Declines in the capacity to sustain attention to repetitive, monotonous tasks is a phenomenon known as vigilance decrement (Endsley M, Kiris E. The out-of-the-loop performance problem and level of control in automation. 1995. Hum Factors. 37:32-64). This review compares cognitive theories with psycho-physiological models of vigilance decrement, and a gap is identified in mapping between the 2. That is, theories of vigilance decrement refer to "cognitive" resources; by contrast, psychophysiological models of the cerebral systems associated with attention explain performance functions according to neurochemical resources.
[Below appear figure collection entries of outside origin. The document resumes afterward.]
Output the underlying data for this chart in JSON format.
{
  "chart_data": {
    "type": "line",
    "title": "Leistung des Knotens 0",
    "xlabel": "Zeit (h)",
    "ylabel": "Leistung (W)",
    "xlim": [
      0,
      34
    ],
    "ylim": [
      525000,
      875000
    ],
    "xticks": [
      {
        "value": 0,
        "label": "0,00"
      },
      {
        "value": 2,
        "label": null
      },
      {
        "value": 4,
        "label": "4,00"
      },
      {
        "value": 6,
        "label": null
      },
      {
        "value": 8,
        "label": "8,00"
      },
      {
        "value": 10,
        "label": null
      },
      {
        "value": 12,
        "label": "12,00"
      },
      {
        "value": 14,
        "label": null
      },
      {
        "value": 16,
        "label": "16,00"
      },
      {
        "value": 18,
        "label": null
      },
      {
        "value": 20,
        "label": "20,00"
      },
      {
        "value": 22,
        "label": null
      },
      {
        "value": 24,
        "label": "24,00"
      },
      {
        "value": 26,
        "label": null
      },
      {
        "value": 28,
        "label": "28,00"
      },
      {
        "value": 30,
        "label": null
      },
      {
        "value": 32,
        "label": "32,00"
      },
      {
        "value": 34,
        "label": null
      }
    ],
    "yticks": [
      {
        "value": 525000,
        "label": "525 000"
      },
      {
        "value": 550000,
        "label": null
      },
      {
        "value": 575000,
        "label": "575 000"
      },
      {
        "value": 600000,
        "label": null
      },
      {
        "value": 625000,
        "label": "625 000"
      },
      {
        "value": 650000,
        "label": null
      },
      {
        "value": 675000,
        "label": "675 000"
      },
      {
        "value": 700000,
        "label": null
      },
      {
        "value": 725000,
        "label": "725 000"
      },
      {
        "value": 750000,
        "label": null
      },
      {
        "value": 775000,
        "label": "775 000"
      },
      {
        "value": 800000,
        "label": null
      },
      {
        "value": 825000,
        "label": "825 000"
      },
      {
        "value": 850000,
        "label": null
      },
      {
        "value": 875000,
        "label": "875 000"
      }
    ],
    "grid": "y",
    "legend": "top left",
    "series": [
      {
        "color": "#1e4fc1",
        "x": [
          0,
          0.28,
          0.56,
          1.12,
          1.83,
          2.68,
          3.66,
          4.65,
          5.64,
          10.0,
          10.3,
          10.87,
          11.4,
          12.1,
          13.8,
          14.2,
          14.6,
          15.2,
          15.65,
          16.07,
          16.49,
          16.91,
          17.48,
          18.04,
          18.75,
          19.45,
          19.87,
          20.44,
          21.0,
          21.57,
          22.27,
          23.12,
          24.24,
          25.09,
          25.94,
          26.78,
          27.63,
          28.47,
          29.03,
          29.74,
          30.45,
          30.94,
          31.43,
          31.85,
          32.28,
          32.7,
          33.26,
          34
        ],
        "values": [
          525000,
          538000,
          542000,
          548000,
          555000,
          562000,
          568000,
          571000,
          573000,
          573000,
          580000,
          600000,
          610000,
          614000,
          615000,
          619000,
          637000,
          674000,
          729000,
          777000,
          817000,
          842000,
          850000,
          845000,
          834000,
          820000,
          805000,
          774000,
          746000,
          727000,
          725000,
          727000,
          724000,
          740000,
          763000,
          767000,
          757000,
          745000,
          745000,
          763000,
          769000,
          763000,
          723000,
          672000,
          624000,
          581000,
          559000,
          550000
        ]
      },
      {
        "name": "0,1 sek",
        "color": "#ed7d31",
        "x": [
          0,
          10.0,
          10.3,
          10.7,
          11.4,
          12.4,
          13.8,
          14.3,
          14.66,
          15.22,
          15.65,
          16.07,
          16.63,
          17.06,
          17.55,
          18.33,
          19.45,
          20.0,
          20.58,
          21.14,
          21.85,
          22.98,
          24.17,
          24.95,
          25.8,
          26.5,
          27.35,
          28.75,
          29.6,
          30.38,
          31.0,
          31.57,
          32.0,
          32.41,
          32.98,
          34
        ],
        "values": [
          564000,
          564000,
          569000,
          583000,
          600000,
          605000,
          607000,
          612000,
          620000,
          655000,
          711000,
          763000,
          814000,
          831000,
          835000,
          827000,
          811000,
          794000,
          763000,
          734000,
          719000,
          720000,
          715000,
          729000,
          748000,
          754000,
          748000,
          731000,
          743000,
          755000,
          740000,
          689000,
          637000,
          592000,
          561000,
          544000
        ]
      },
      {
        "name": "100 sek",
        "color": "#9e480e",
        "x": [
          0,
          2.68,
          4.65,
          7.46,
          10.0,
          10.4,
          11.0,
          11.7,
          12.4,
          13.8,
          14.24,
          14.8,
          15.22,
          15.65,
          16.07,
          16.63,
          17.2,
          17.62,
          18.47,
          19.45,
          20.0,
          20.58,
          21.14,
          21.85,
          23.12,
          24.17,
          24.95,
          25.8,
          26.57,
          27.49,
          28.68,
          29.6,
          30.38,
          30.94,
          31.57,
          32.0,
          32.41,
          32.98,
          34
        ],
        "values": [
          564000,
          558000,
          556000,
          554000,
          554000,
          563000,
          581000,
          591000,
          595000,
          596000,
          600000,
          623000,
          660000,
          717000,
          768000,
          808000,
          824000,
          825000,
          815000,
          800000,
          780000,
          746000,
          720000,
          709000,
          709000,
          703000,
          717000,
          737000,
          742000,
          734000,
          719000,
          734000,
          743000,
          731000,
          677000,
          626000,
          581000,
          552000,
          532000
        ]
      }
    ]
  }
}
A map does not currently exist in the literature that bridges the gap between cognitive theories of vigilance decrement and psychophysiological models of the human attention system. The link between "cognitive resource" theories of vigilance decrement and the psychophysiological models of attention performance is a gap in the literature that this review fills. This comprehensive review provides an expanded psychophysiological understanding of vigilance decrement that could help inform the management of declines in sustained attention capacity in operational settings. In addition, elucidating the link between cognitive theories of vigilance decrement and psychophysiological models of the human attention system might be used to treat and better understand pathologies such as attention-deficit hyperactivity disorder.